Nearly 200,000 Covid-19 vaccine doses administered in Ireland

People aged 85 and older are next in line to receive the vaccine.

Nearly 200,000 VACCINE doses against Covid-19 were administered in Ireland in January, with 50,900 people vaccinated in the last week of the month. 

199,800 doses of the vaccine were administered during January, according to figures from the HSE.

At the start of January, Minister for Health Donnelly said that Ireland would deliver around 240,000 vaccines during the first six weeks of the year.

Between 25 and 31 January, 50,900 people received a vaccine dose, most of which were second doses.

43,000 frontline healthcare workers received their second dose in the last week and are now fully vaccinated, alongside 1,500 who were given their first dose.

In long-term residential care facilities, 3,800 first doses and 2,600 second doses were administered in the last week of January.

Donnelly said the rollout was “thanks to the on-going efforts of our brilliant vaccination teams, the Ambulance Service, the Defence Forces and many others right across the HSE”.

The first priority groups to receive vaccines were people aged 65 and older who live in long-term care facilities and frontline healthcare workers.

Vaccines for people aged 85 and older, who are in the next priority group, are due to begin soon in February.

Guidance from the HSE says that people aged 85 and older will be contacted by their GP when a vaccine is available.

Updates on the number of people vaccinated in Ireland are currently being provided by the HSE twice a week.

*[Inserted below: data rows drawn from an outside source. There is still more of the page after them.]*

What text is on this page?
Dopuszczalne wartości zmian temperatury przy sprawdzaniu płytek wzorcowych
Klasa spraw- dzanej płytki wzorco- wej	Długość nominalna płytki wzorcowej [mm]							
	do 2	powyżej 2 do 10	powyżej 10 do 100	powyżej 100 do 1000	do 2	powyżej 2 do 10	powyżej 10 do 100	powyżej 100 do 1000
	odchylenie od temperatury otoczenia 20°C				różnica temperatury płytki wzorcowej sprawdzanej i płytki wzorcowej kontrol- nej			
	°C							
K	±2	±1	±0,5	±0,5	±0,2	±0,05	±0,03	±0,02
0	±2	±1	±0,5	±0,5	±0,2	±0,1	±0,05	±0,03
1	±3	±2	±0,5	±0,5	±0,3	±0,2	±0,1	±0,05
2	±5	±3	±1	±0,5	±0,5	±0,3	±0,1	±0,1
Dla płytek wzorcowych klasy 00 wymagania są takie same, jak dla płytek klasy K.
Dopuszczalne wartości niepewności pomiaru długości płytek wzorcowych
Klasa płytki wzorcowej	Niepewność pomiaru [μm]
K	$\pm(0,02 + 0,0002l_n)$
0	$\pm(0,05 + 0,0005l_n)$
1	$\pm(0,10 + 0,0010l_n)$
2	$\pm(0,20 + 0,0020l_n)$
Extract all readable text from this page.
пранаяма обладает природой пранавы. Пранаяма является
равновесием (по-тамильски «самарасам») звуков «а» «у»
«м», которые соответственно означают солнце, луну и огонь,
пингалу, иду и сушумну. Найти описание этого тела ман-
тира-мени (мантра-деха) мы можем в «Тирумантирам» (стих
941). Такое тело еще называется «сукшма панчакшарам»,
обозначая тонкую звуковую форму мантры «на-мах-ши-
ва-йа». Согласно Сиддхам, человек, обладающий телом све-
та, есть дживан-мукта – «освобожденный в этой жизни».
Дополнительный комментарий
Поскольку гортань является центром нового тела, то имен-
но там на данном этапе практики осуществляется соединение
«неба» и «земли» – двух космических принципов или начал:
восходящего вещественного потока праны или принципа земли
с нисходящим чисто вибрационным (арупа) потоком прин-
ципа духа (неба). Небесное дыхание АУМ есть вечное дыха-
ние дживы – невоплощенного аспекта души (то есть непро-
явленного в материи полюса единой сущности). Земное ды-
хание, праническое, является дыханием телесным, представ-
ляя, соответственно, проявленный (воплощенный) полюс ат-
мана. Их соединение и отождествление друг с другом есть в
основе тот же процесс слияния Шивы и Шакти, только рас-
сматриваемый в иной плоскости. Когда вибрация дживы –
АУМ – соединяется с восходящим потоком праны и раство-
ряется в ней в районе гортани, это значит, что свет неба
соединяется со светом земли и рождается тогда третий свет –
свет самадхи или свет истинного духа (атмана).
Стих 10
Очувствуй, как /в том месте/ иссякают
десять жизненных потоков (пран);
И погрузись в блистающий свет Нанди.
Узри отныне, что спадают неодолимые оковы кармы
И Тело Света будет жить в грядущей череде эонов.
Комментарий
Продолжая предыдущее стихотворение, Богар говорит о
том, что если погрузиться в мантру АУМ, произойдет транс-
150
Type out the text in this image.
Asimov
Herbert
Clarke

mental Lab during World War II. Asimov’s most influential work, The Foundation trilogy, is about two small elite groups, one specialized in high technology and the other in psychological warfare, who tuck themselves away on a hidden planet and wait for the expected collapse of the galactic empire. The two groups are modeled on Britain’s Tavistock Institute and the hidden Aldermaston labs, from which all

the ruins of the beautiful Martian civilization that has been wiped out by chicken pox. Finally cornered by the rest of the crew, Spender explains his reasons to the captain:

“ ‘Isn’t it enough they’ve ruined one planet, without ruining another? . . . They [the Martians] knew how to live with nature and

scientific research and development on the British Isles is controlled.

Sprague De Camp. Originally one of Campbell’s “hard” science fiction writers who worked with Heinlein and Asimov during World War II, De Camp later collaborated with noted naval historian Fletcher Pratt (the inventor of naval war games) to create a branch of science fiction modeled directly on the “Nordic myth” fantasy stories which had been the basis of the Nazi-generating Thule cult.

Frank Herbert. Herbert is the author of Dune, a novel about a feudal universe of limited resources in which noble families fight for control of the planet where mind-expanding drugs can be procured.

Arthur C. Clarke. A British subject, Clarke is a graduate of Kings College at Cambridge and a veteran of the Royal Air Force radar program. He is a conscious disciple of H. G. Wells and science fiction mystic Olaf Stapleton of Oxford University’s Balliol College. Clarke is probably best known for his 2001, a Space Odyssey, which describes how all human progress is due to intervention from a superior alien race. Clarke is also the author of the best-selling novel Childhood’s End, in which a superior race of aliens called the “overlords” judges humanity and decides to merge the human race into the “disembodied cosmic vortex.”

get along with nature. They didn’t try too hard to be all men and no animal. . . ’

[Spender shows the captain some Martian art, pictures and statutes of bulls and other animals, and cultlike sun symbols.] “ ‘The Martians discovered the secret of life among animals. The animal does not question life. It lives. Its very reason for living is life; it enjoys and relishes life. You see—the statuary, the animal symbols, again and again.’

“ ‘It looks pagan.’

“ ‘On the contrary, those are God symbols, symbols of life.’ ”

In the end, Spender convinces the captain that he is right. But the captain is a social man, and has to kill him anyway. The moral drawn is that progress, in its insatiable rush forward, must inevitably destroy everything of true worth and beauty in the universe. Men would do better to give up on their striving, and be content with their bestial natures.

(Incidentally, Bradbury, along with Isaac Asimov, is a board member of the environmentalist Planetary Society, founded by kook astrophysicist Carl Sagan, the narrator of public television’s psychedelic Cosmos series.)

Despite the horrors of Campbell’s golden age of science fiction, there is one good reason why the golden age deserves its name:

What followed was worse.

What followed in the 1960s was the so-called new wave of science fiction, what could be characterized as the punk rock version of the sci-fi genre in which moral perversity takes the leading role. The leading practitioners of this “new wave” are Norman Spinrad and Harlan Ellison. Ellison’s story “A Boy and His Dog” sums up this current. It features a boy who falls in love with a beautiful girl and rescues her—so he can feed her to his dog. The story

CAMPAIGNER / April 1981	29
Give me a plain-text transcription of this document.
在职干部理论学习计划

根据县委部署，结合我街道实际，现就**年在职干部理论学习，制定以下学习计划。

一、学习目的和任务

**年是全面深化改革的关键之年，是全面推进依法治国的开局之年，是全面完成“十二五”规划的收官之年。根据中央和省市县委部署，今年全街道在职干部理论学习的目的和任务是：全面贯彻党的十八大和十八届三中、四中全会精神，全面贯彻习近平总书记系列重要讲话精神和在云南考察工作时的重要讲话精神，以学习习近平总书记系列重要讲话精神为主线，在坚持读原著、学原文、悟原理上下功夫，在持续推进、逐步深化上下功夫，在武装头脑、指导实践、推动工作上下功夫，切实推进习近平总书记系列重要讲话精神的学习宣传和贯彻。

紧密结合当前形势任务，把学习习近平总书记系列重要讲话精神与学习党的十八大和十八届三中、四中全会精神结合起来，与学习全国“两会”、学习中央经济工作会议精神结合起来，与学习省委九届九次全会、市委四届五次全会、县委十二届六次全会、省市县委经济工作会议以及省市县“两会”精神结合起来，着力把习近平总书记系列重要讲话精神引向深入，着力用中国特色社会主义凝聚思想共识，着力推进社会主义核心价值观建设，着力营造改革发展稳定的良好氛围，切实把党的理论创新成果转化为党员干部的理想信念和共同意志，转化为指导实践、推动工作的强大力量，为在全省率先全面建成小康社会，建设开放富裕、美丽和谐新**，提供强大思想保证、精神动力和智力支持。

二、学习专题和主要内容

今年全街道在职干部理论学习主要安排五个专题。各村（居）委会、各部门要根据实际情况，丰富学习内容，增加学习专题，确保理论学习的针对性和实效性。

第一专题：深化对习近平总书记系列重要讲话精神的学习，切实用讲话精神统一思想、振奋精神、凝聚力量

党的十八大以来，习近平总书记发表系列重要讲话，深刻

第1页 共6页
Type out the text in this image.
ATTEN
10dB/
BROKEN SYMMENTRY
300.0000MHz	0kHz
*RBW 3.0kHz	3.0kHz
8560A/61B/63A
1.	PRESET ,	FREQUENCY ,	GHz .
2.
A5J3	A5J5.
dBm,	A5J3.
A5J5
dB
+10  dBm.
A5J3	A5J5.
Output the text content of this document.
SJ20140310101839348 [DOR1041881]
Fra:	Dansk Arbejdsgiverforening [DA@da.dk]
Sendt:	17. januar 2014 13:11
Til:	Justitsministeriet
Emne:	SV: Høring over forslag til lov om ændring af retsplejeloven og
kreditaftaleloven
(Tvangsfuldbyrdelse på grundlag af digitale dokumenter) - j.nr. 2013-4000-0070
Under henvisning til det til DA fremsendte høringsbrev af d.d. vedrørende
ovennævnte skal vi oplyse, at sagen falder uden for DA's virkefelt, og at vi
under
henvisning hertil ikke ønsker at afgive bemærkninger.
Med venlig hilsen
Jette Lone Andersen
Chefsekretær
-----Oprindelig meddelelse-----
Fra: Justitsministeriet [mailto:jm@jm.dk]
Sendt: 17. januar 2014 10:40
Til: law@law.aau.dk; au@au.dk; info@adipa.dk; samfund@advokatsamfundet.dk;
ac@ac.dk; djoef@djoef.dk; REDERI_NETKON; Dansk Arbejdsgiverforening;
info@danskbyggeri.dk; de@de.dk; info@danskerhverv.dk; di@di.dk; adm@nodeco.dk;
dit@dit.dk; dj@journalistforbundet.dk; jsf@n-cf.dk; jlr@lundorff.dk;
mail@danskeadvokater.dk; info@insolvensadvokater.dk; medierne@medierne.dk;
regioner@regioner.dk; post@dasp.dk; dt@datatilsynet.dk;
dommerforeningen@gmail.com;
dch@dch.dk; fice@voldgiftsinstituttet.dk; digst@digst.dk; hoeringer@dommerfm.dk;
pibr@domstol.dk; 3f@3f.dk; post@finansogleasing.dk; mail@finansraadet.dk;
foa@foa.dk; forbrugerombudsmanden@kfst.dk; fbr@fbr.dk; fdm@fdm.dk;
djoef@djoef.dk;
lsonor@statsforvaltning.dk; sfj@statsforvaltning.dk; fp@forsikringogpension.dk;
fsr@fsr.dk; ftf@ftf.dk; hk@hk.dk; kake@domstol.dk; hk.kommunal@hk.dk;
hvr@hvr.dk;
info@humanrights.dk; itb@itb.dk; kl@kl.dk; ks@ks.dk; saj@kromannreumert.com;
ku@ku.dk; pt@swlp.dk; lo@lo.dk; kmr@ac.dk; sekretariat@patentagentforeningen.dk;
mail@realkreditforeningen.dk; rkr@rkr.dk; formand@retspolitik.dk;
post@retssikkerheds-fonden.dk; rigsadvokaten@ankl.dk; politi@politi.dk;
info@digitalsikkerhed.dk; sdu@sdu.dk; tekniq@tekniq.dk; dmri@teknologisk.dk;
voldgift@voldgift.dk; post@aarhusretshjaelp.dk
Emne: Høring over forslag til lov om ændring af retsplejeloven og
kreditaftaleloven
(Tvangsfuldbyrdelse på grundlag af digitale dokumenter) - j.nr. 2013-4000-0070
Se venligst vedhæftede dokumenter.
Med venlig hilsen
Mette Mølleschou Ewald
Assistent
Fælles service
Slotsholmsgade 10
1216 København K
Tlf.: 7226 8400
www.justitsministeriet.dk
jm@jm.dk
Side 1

The HSE said on Friday that it should be in a position to provide daily updates “in the next week or two” as several TDs raised concerns over the need for more timely figures.

The HSE’s vaccination lead David Walsh said he was aware daily figures are “of great concern” and that the HSE was “working towards that”.

 “We’ve been working in quite a difficult environments across long-term care and hospital settings, which weren’t set up for the system, and we’re still trying to catch up with that element of it,” he said.